The good news is, they’re armed with killer smiles and fatal fatuousness.
The bad news is, en masse, with Wink Martindale in the lead, those killer smiles really can kill.
The good news is, they’re armed with killer smiles and fatal fatuousness.
The bad news is, en masse, with Wink Martindale in the lead, those killer smiles really can kill.
The good news is that you are armed with the secret knowledge that Wink Martindale had an illicit love affair with the Tic Tac Dough dragon.
The bad news is that you found this out during your affair with that dragon…
The good news is, affairs with dragons leave indelible impressions.
The bad news is, such impressions aren’t always fatal.
The really bad news is that, for the last 15 or so posts, we had the thing in reverse, and now we’re all dizzy.
The somewhat bad news is that Wink isn’t the NSC head, Jaye P Morgan is, and She’s packing heat.
The good news is, due to all the goings in reverse, she can’t shoot straight…
(Dammit! That effin’ Pup! [sub]what, you want me to accept responsiblity for not noticing? I don’t think so.[/sub] Clearly s/he’s working for the NSC.)
The bad news is, the bullet is dizzy too, so even though she’s pointed the gun at Charles Nelson Reilly, the bullet is headed straight for you.
The good news is, you’re doubled over in laughter at one of Charley Weaver’s bon mots, and the bullet whizzes right over your head.
The bad news is, it hit Erich von Stroheim (who had come to rescue you for the fifth time) right in the spiked helmet, and he’s not pleased.
The good news is, he won’t nail your head to a coffee table, like the Piranha Borthers would…
The bad news is, his preferred punishment involves 174 angry and unwilling feral chihuahuas, a case of stale Orbitz drink, a mullet, and a toilet plunger.
The good news is, when it’s over, you’ll have a lot more fexibility on the job search, because you won’t have any pride left.
The bad news is, I didn’t want to be fexable, I wanted to be fezzable, but the Shriners wouldn’t have me. Ah, how I remember that night with LuLu in the Temple…
The good news is, without my pride or fez, my baggage is much lighter.
The bad news is, your baggage also doesn’t contain any weapons, and you now have Conrad Veidt, Erich von Stroheim, your first-grade teacher, the people who think they are the NSC, the people who are the NSC, the Pirahna Borthers, Chocolate Cake, various aliens, the Brighton Beach Mafia, and French knights all out to get you.
The good news is, due to the largeness of that crowd, your are now spotable by police helicopters, and, therefore, are on TV…
The bad news is, you’re pretty much hemmed in by the crowd.
The good news is, there’s a white Ford Bronco with the keys in the ignition, just off to your left.
The bad news is, you don’t know how to drive.
The good news is, those hip young novelists of the 1980’s that disappeared at the end of that decade might be willing to drive you…
The bad news is, do you REALLY want Bret Easton Eliis driving you anywhere?
The good news is, Clint Howard has a lead foot, and he’ll do anything for the cameras.
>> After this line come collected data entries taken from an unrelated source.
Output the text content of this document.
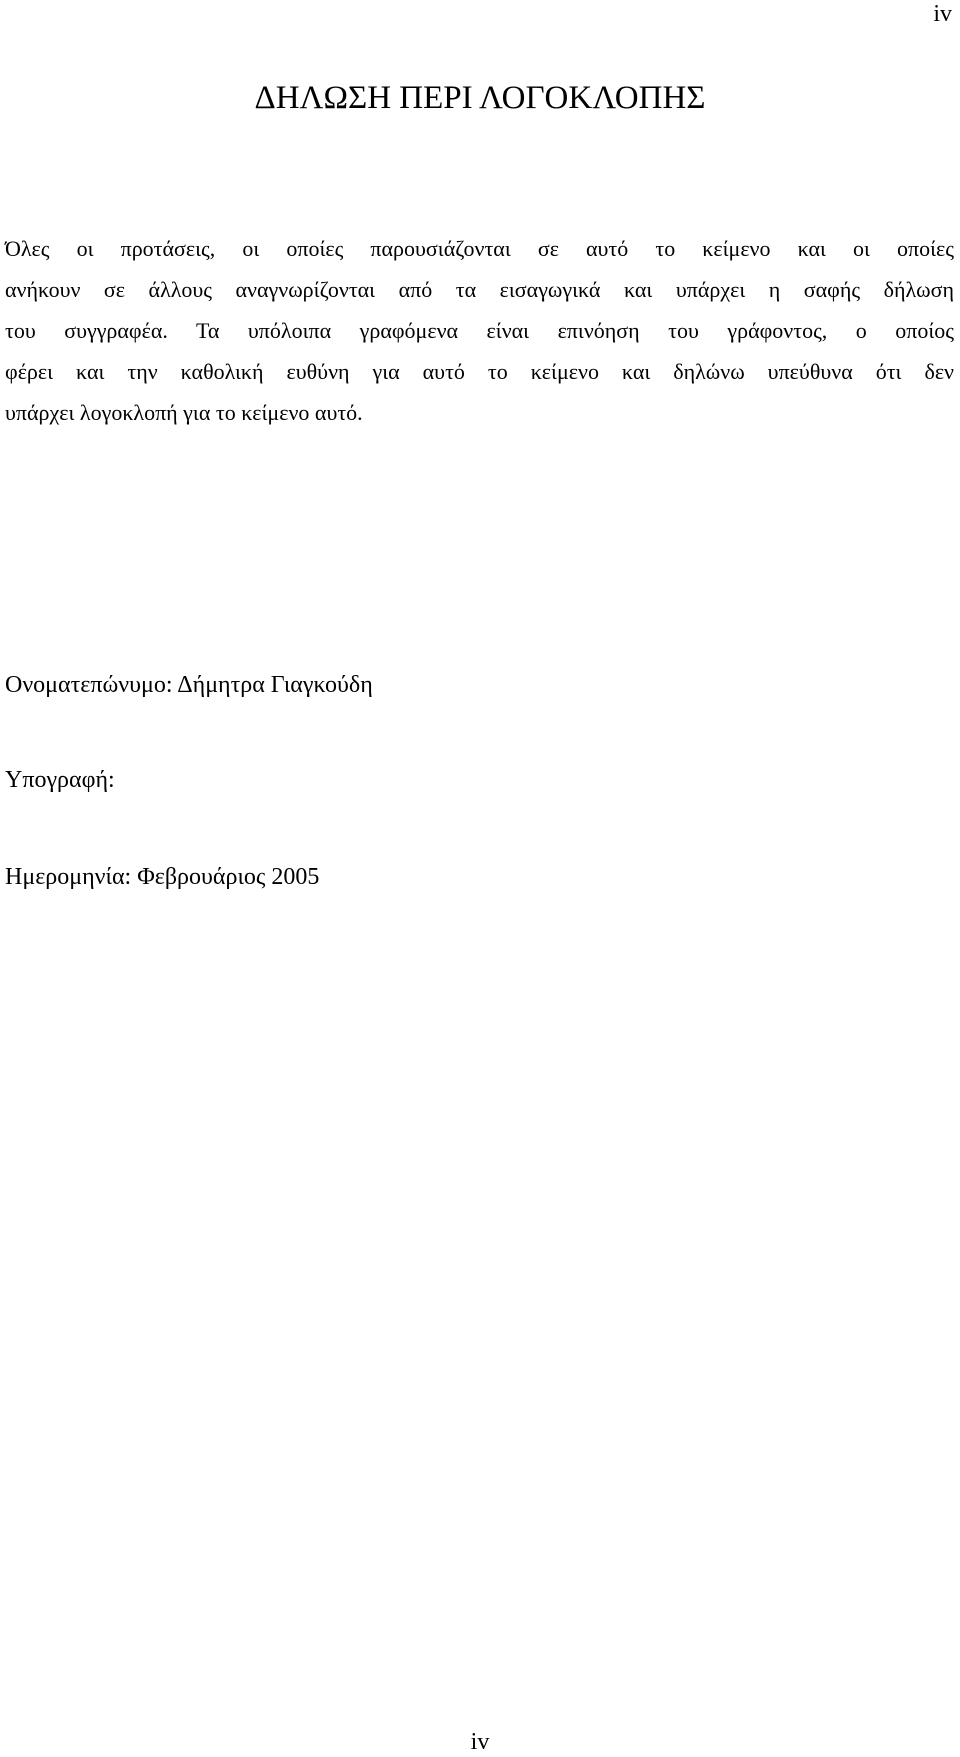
iv
ΔΗΛΩΣΗ ΠΕΡΙ ΛΟΓΟΚΛΟΠΗΣ
Όλες οι προτάσεις, οι οποίες παρουσιάζονται σε αυτό το κείμενο και οι οποίες
ανήκουν σε άλλους αναγνωρίζονται από τα εισαγωγικά και υπάρχει η σαφής δήλωση
του συγγραφέα. Τα υπόλοιπα γραφόμενα είναι επινόηση του γράφοντος, ο οποίος
φέρει και την καθολική ευθύνη για αυτό το κείμενο και δηλώνω υπεύθυνα ότι δεν
υπάρχει λογοκλοπή για το κείμενο αυτό.
Ονοματεπώνυμο: Δήμητρα Γιαγκούδη
Υπογραφή:
Ημερομηνία: Φεβρουάριος 2005
iv
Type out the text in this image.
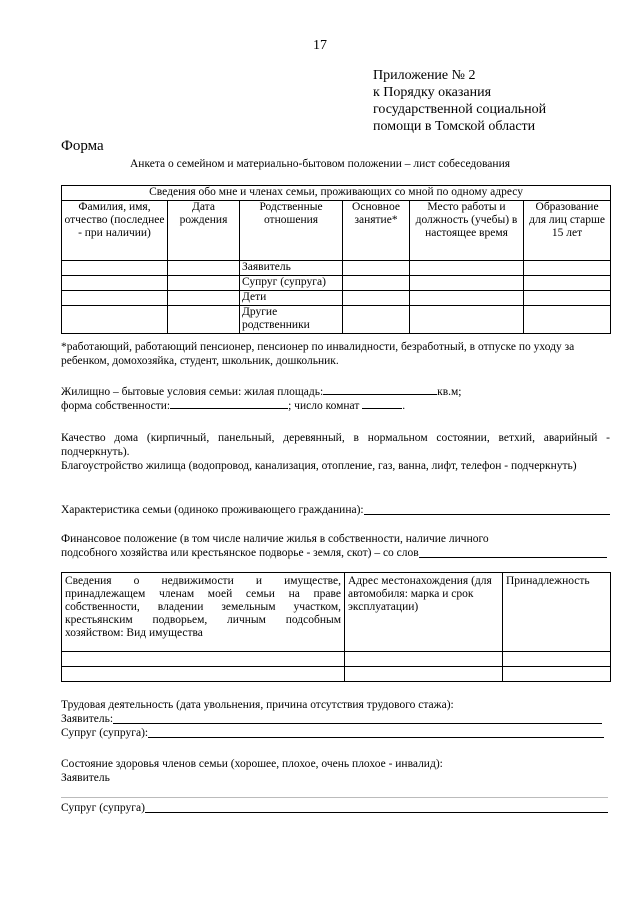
17
Приложение № 2
к Порядку оказания
государственной социальной
помощи в Томской области
Форма
Анкета о семейном и материально-бытовом положении – лист собеседования
Сведения обо мне и членах семьи, проживающих со мной по одному адресу					
Фамилия, имя, отчество (последнее - при наличии)	Дата рождения	Родственные отношения	Основное занятие*	Место работы и должность (учебы) в настоящее время	Образование для лиц старше 15 лет
		Заявитель			
		Супруг (супруга)			
		Дети			
		Другие родственники			
*работающий, работающий пенсионер, пенсионер по инвалидности, безработный, в отпуске по уходу за ребенком, домохозяйка, студент, школьник, дошкольник.
Жилищно – бытовые условия семьи: жилая площадь:	кв.м;
форма собственности:	; число комнат	.
Качество дома (кирпичный, панельный, деревянный, в нормальном состоянии, ветхий, аварийный - подчеркнуть).
Благоустройство жилища (водопровод, канализация, отопление, газ, ванна, лифт, телефон - подчеркнуть)
Характеристика семьи (одиноко проживающего гражданина):
Финансовое положение (в том числе наличие жилья в собственности, наличие личного
подсобного хозяйства или крестьянское подворье - земля, скот) – со слов
Сведения о недвижимости и имуществе, принадлежащем членам моей семьи на праве собственности, владении земельным участком, крестьянским подворьем, личным подсобным хозяйством: Вид имущества	Адрес местонахождения (для автомобиля: марка и срок эксплуатации)	Принадлежность

Трудовая деятельность (дата увольнения, причина отсутствия трудового стажа):
Заявитель:
Супруг (супруга):
Состояние здоровья членов семьи (хорошее, плохое, очень плохое - инвалид):
Заявитель
Супруг (супруга)
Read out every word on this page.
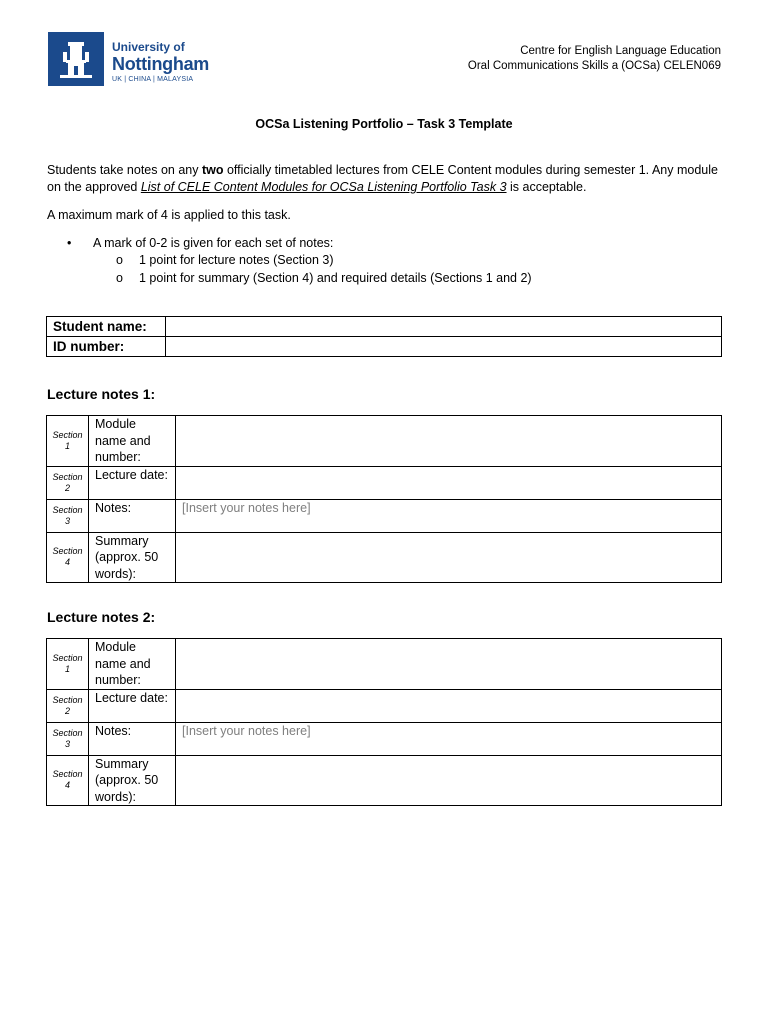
University of
Nottingham
UK | CHINA | MALAYSIA
Centre for English Language Education
Oral Communications Skills a (OCSa) CELEN069
OCSa Listening Portfolio – Task 3 Template
Students take notes on any two officially timetabled lectures from CELE Content modules during semester 1. Any module on the approved List of CELE Content Modules for OCSa Listening Portfolio Task 3 is acceptable.
A maximum mark of 4 is applied to this task.
•	A mark of 0-2 is given for each set of notes:
o 1 point for lecture notes (Section 3)
o 1 point for summary (Section 4) and required details (Sections 1 and 2)
Student name:	
ID number:	
Lecture notes 1:
Section 1	Module name and number:	
Section 2	Lecture date:	
Section 3	Notes:	[Insert your notes here]
Section 4	Summary (approx. 50 words):	
Lecture notes 2:
Section 1	Module name and number:	
Section 2	Lecture date:	
Section 3	Notes:	[Insert your notes here]
Section 4	Summary (approx. 50 words):	
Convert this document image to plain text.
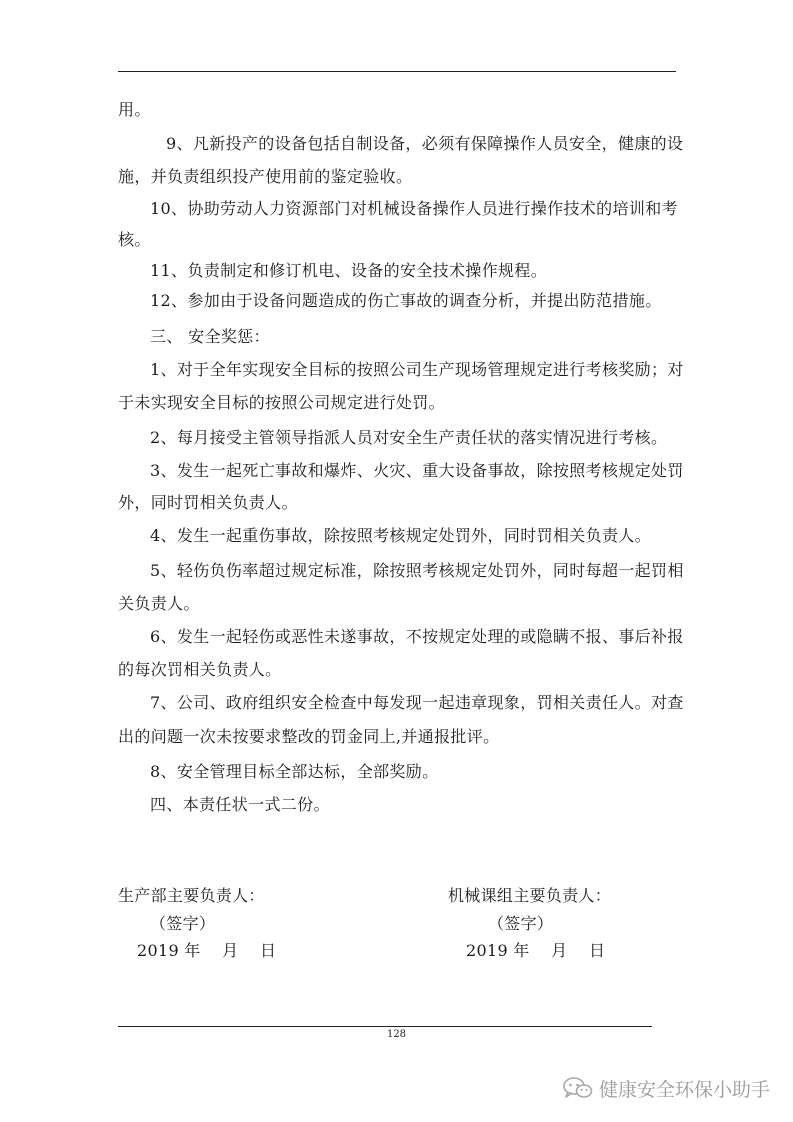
用。
9、凡新投产的设备包括自制设备，必须有保障操作人员安全，健康的设
施，并负责组织投产使用前的鉴定验收。
10、协助劳动人力资源部门对机械设备操作人员进行操作技术的培训和考
核。
11、负责制定和修订机电、设备的安全技术操作规程。
12、参加由于设备问题造成的伤亡事故的调查分析，并提出防范措施。
三、 安全奖惩：
1、对于全年实现安全目标的按照公司生产现场管理规定进行考核奖励；对
于未实现安全目标的按照公司规定进行处罚。
2、每月接受主管领导指派人员对安全生产责任状的落实情况进行考核。
3、发生一起死亡事故和爆炸、火灾、重大设备事故，除按照考核规定处罚
外，同时罚相关负责人。
4、发生一起重伤事故，除按照考核规定处罚外，同时罚相关负责人。
5、轻伤负伤率超过规定标准，除按照考核规定处罚外，同时每超一起罚相
关负责人。
6、发生一起轻伤或恶性未遂事故，不按规定处理的或隐瞒不报、事后补报
的每次罚相关负责人。
7、公司、政府组织安全检查中每发现一起违章现象，罚相关责任人。对查
出的问题一次未按要求整改的罚金同上,并通报批评。
8、安全管理目标全部达标，全部奖励。
四、本责任状一式二份。
生产部主要负责人：
（签字）
2019 年    月    日
机械课组主要负责人：
（签字）
2019 年    月    日
128
健康安全环保小助手
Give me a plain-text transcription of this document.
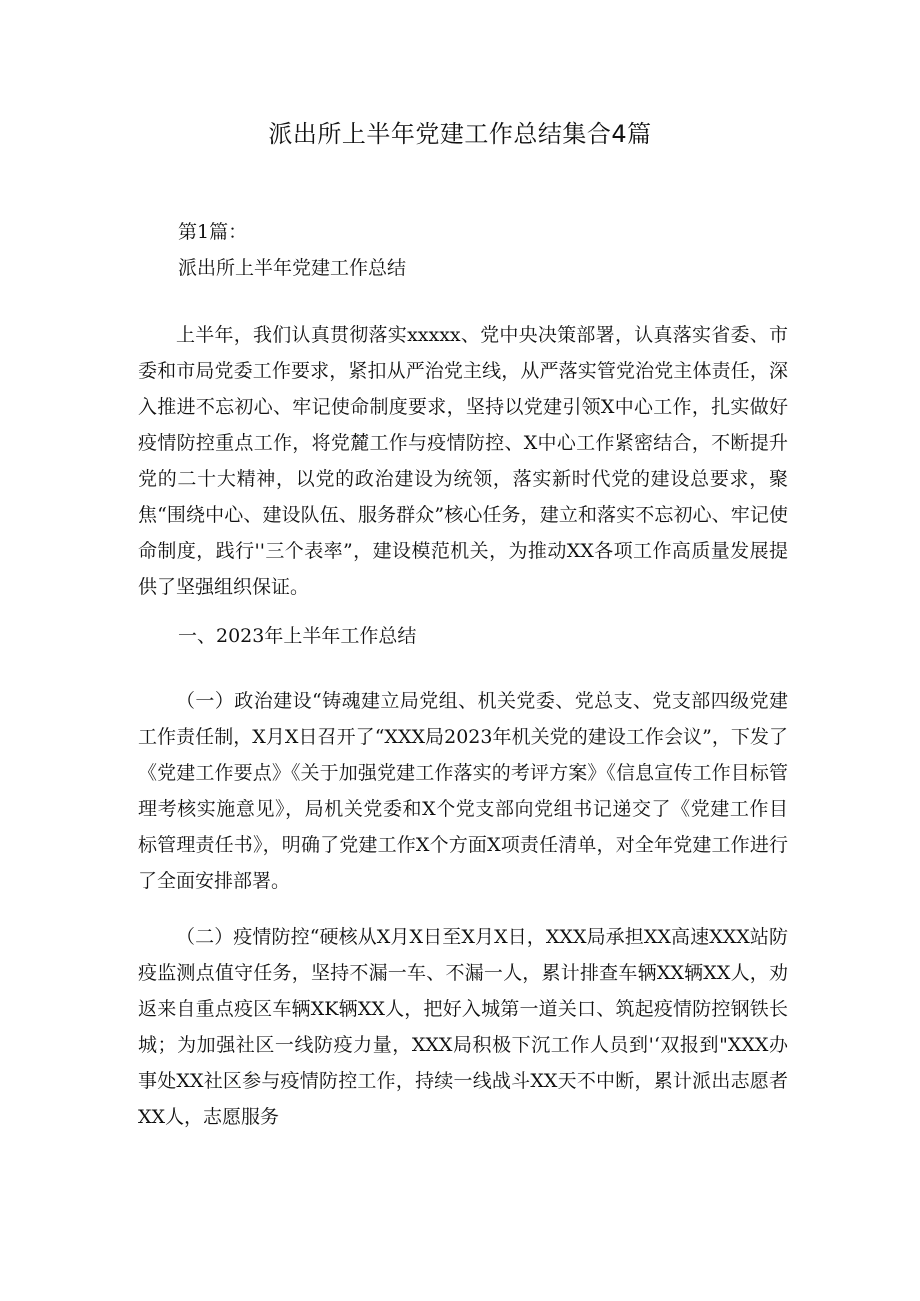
派出所上半年党建工作总结集合4篇

第1篇：

派出所上半年党建工作总结

上半年，我们认真贯彻落实xxxxx、党中央决策部署，认真落实省委、市委和市局党委工作要求，紧扣从严治党主线，从严落实管党治党主体责任，深入推进不忘初心、牢记使命制度要求，坚持以党建引领X中心工作，扎实做好疫情防控重点工作，将党麓工作与疫情防控、X中心工作紧密结合，不断提升党的二十大精神，以党的政治建设为统领，落实新时代党的建设总要求，聚焦“围绕中心、建设队伍、服务群众”核心任务，建立和落实不忘初心、牢记使命制度，践行''三个表率”，建设模范机关，为推动XX各项工作高质量发展提供了坚强组织保证。

一、2023年上半年工作总结

（一）政治建设“铸魂建立局党组、机关党委、党总支、党支部四级党建工作责任制，X月X日召开了“XXX局2023年机关党的建设工作会议”，下发了《党建工作要点》《关于加强党建工作落实的考评方案》《信息宣传工作目标管理考核实施意见》，局机关党委和X个党支部向党组书记递交了《党建工作目标管理责任书》，明确了党建工作X个方面X项责任清单，对全年党建工作进行了全面安排部署。

（二）疫情防控“硬核从X月X日至X月X日，XXX局承担XX高速XXX站防疫监测点值守任务，坚持不漏一车、不漏一人，累计排查车辆XX辆XX人，劝返来自重点疫区车辆XK辆XX人，把好入城第一道关口、筑起疫情防控钢铁长城；为加强社区一线防疫力量，XXX局积极下沉工作人员到'‘双报到"XXX办事处XX社区参与疫情防控工作，持续一线战斗XX天不中断，累计派出志愿者XX人，志愿服务
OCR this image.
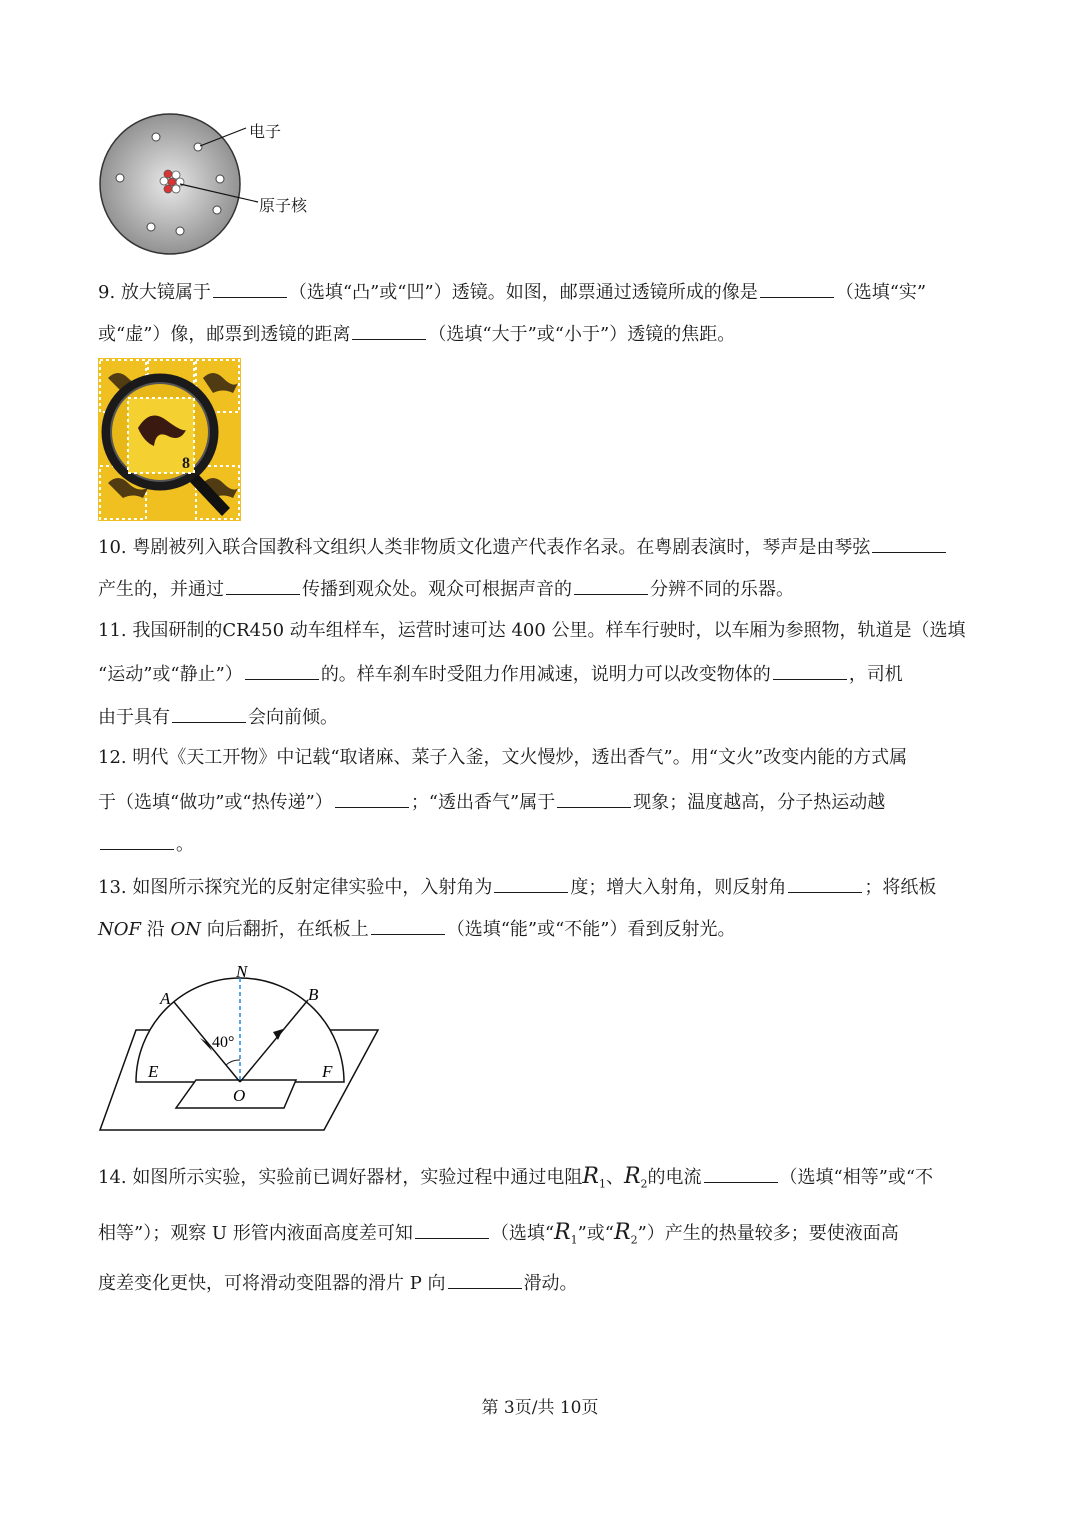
电子
原子核
9. 放大镜属于	（选填“凸”或“凹”）透镜。如图，邮票通过透镜所成的像是	（选填“实”
或“虚”）像，邮票到透镜的距离	（选填“大于”或“小于”）透镜的焦距。
8
10. 粤剧被列入联合国教科文组织人类非物质文化遗产代表作名录。在粤剧表演时，琴声是由琴弦
产生的，并通过	传播到观众处。观众可根据声音的	分辨不同的乐器。
11. 我国研制的CR450 动车组样车，运营时速可达 400 公里。样车行驶时，以车厢为参照物，轨道是（选填
“运动”或“静止”）	的。样车刹车时受阻力作用减速，说明力可以改变物体的	，司机
由于具有	会向前倾。
12. 明代《天工开物》中记载“取诸麻、菜子入釜，文火慢炒，透出香气”。用“文火”改变内能的方式属
于（选填“做功”或“热传递”）	；“透出香气”属于	现象；温度越高，分子热运动越
。
13. 如图所示探究光的反射定律实验中，入射角为	度；增大入射角，则反射角	；将纸板
NOF 沿 ON 向后翻折，在纸板上	（选填“能”或“不能”）看到反射光。
N
A	B
E	F
O
40°
14. 如图所示实验，实验前已调好器材，实验过程中通过电阻$R_1$、$R_2$的电流	（选填“相等”或“不
相等”）；观察 U 形管内液面高度差可知	（选填“$R_1$”或“$R_2$”）产生的热量较多；要使液面高
度差变化更快，可将滑动变阻器的滑片 P 向	滑动。
第 3页/共 10页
ANYTHING.
(sorry about the mishap before, especially when I think I called somebody else out on it on page 7 or so.)
The bad news is, ‘doing anything’ involves using you as a prop.
The good news is, it’s experience you can’t get anywhere else.
The bad news is, it’s also experience you can’t use anywhere else.
The good news is, your first-grade teacher just caught up with the rest of the pack, and she’s set them all to writing “I will not be mean to [insert your name here] any more” 1000 times each.
The bad news is, she saw you chewing gum, and is making you write “I will not chew gum” 2000 times.
The good news is, you’re still in Tama Janowitz’s flatbed…
The bad news is, so’s Tama’s boyfriend.
The good news is, if you survive, you’ll be able to write a kickass tell-all exposé.
The bad news is twofold: firstly, this will also interest Tama’s husband of over a decade, and, secondly, who cares enough about Tama Janowitz to want to publish it?
The good news is, in all the chaos, your first-grade teacher had a fatal heart attack…
The bad news is, now she’s a flesh-eating zombie.
The good news is, you’ve got your track shoes on, and can outrun any horror-move villain.
The bad news: She can fly.
The good news: You have a shot gun.
The bad news is, she’s put the horror-move on you, and your speed is now similar to that of drying paint on a humid day.
The good news is, parts of you are invisible, depending on the time of day.